AN author's detective work into a celebrated Victorian murder has taken him to the Caribbean, where he has uncovered new evidence on the case.

The poisoning of Charles Bravo at his home, The Priory in Balham, has been one of the most enduring of murder mysteries from the period.

In his new book Death at The Priory - Love, Sex and Murder in Victorian England, Cheltenham author James Ruddick has laid out his theory.

In April 1876, Bravo had staggered out of his room crying for help. He died in agony several days later from antimony poisoning.

The ensuing inquest was spectacular. His wife Florence, they had only been married for a few months, was forced to relay details of her unhappy marriage and her previous relations with the celebrated Dr James Gully.

Florence, separated and later widowed by her alcoholic first husband, met Gully when she came for treatment at his famous water cure facility in Malvern.

They became lovers despite the difference in age and he had settled near her in Balham, staying in the area even after her marriage.

Without giving the game away, there are a number of possible suspects.

Gully has been touted as a likely candidate in some quarters.

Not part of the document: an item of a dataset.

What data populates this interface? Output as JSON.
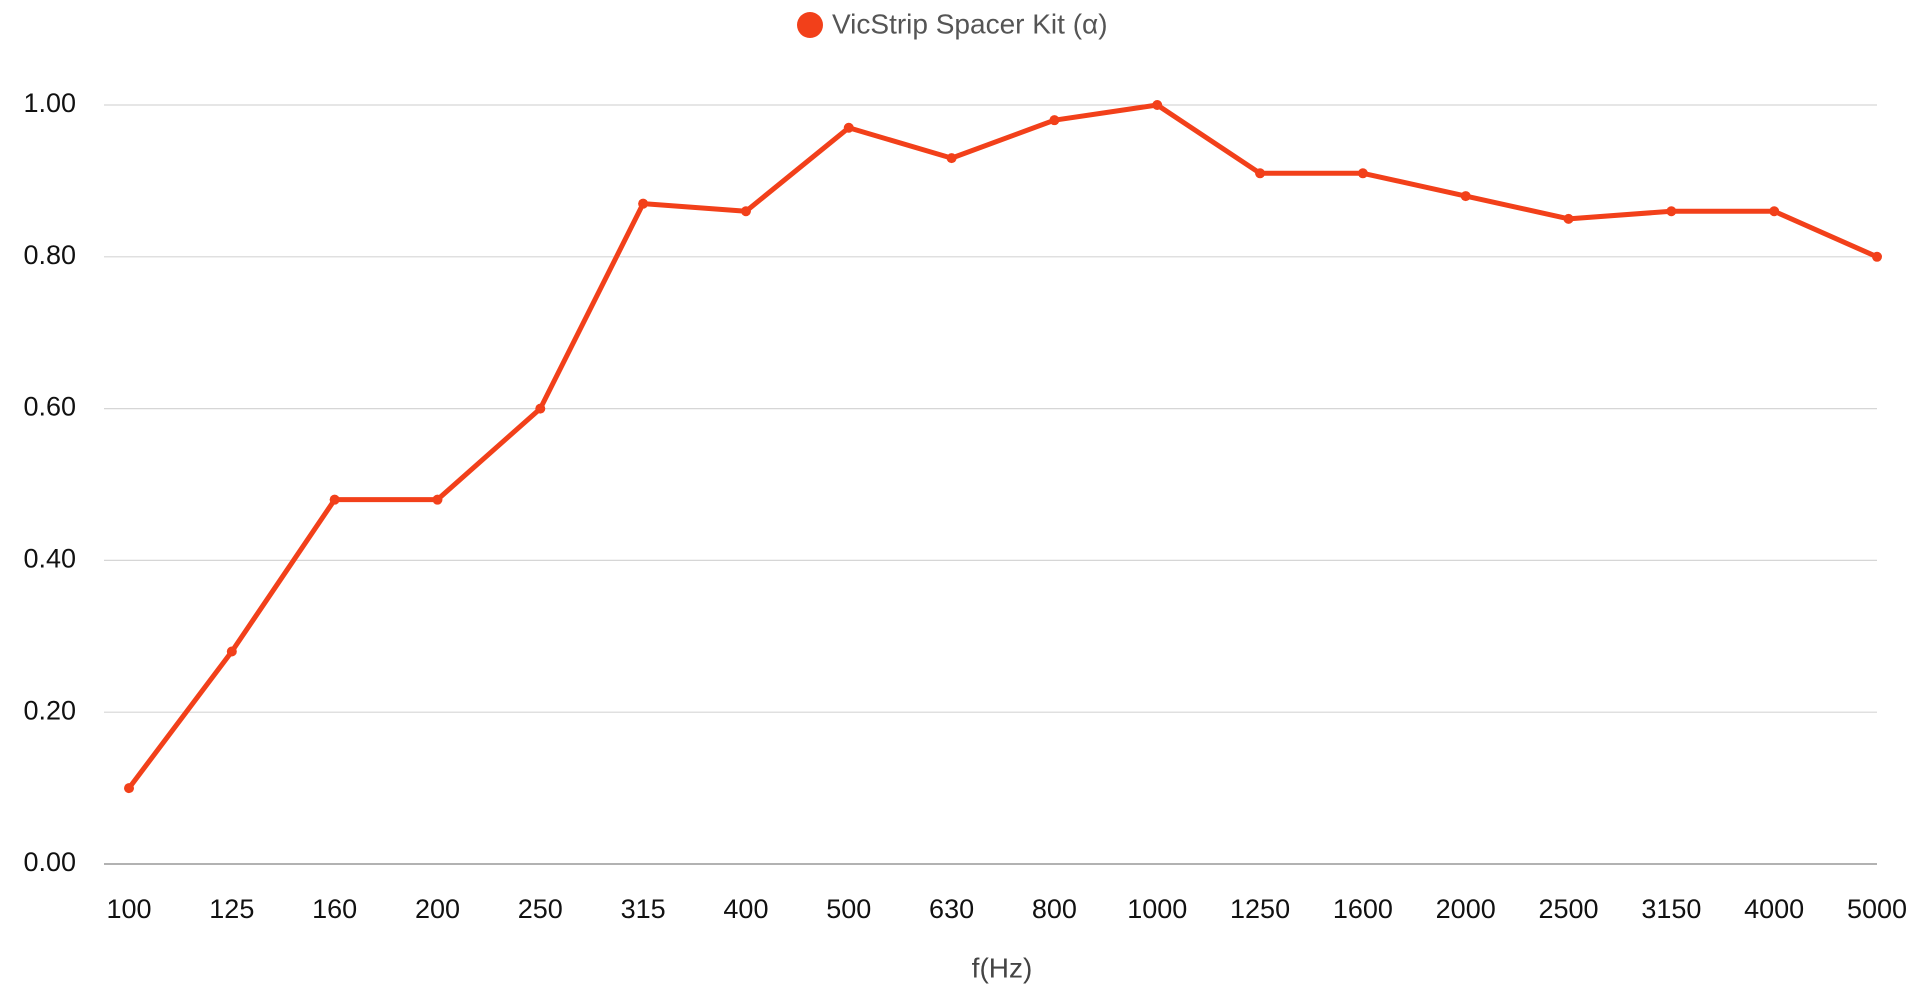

Ruddick has very little time for this theory, although Agatha Christie believed it to be him.

He examines the case against Florence, who he presents as a remarkable woman, who defied the conventions of the age by refusing to accept the lot of a Victorian wife.

There are practical problems to naming Florence as the murderer and indeed she was never charged.

There is also a reasonable case to be made against Jane Cox, Florence's housemaid who appears to have told a succession of lies to doctors and the police.

It is here that Ruddick's new research has really started to pay off, tracing Cox to the Caribbean after the murder and finding very relevant letters in the records office at Spanish Town, Jamaica.

The letters cast very grave doubt on Cox's motive for murder but cannot account for her very strange behaviour - Mr Ruddick thinks he can.

There are plenty of references to Malvern in the book and Mr Ruddick's sources include Pamela Hurle's Portrait of Malvern, crime writer Richard Whittington-Egan and water cure authorities Dr John Harcup and Cora Weaver.

The book is published on October 4 by Atlantic Books Hardback, priced £14.99.